Scottish independence: Blogger Yvonne Hama appears in No campaign video
A blogger accused of expressing "unacceptable" views on Twitter has appeared in a Better Together campaign video.
Yvonne Hama was featured in a referendum broadcast for the pro-Union campaign screened on 18 August.
Social media users claimed she had retweeted former BNP leader Nick Griffin and compared the SNP to Nazis.
Better Together had removed a blog post by Ms Hama from its website and called the views on Twitter "unacceptable".
Monday's campaign video is on YouTube but is restricted to private viewings by the owner.

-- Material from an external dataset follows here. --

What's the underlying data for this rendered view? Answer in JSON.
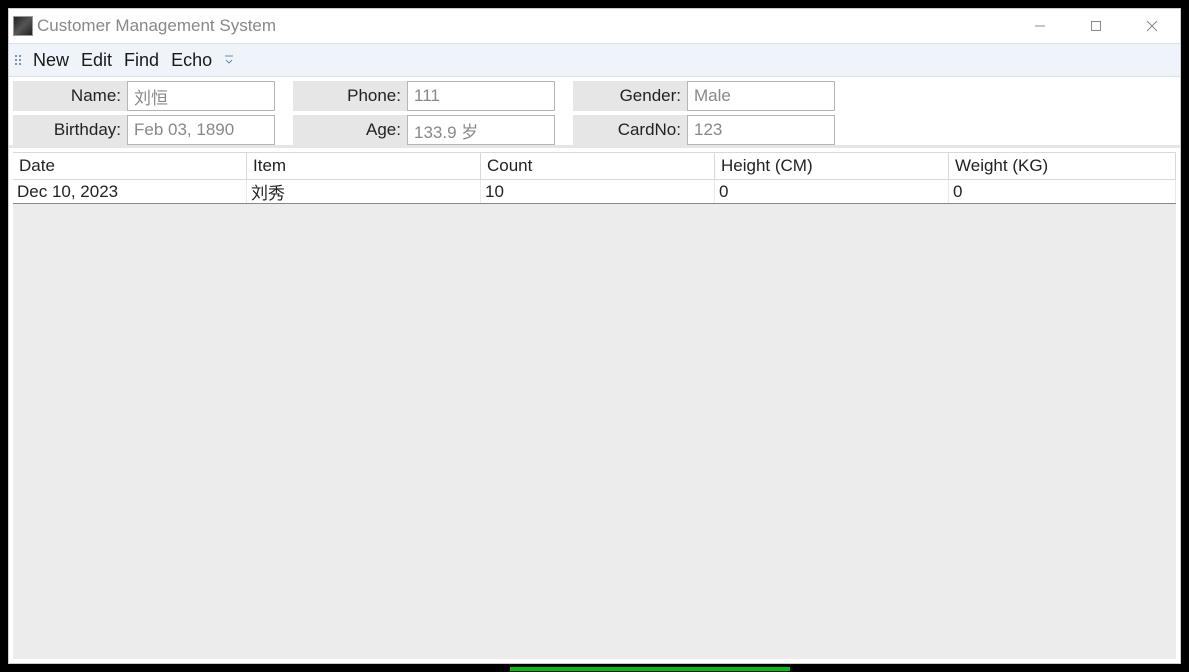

A spokesman for Better Together said the online video was a "work in progress" version which had only been made available to the press ahead of Monday's broadcast, and was therefore restricted.
The spokesman confirmed that Ms Hama had appeared in Monday's broadcast version.
He added: "She has retweeted things that she has realised were unacceptable, and we acted quickly to take them down."
Ms Hama's article, entitled "Why I'm saying No Thanks", appeared on the Better Together website on Sunday but was inaccessible on Monday.
Her Twitter account also appeared to have been disabled.
Ms Hama, who described herself as a single mother from Airdrie, apparently sent a tweet to Deputy First Minister Nicola Sturgeon in January 2012, which read: "u will like borgen...german...#snp nazis ring a bell :)".
She was also alleged to have retweeted a message from former BNP leader Nick Griffin later in the same year which read: "Greetings to all Ulster friends on the 12th July. Also all in Southport. Have a great day & No Surrender!"
Ms Hama appeared to have tweeted a photograph of herself alongside Better Together head Alistair Darling at an event on Saturday.
The text alongside the photograph read: "Was honoured to speak at the better together event in coatbridge alongside @TogetherDarling #indyref."
Both sides of the independence debate have attempted to distance themselves from supporters who post abuse on social media.
In June, Harry Potter author JK Rowling was the target of abuse after she donated £1m to the pro-UK campaign.
And pro-Union campaigner Clare Lally described being subjected to "disgraceful, shocking and disgusting" abuse by what she described as "keyboard warriors" after false information was posted about her on a nationalist website.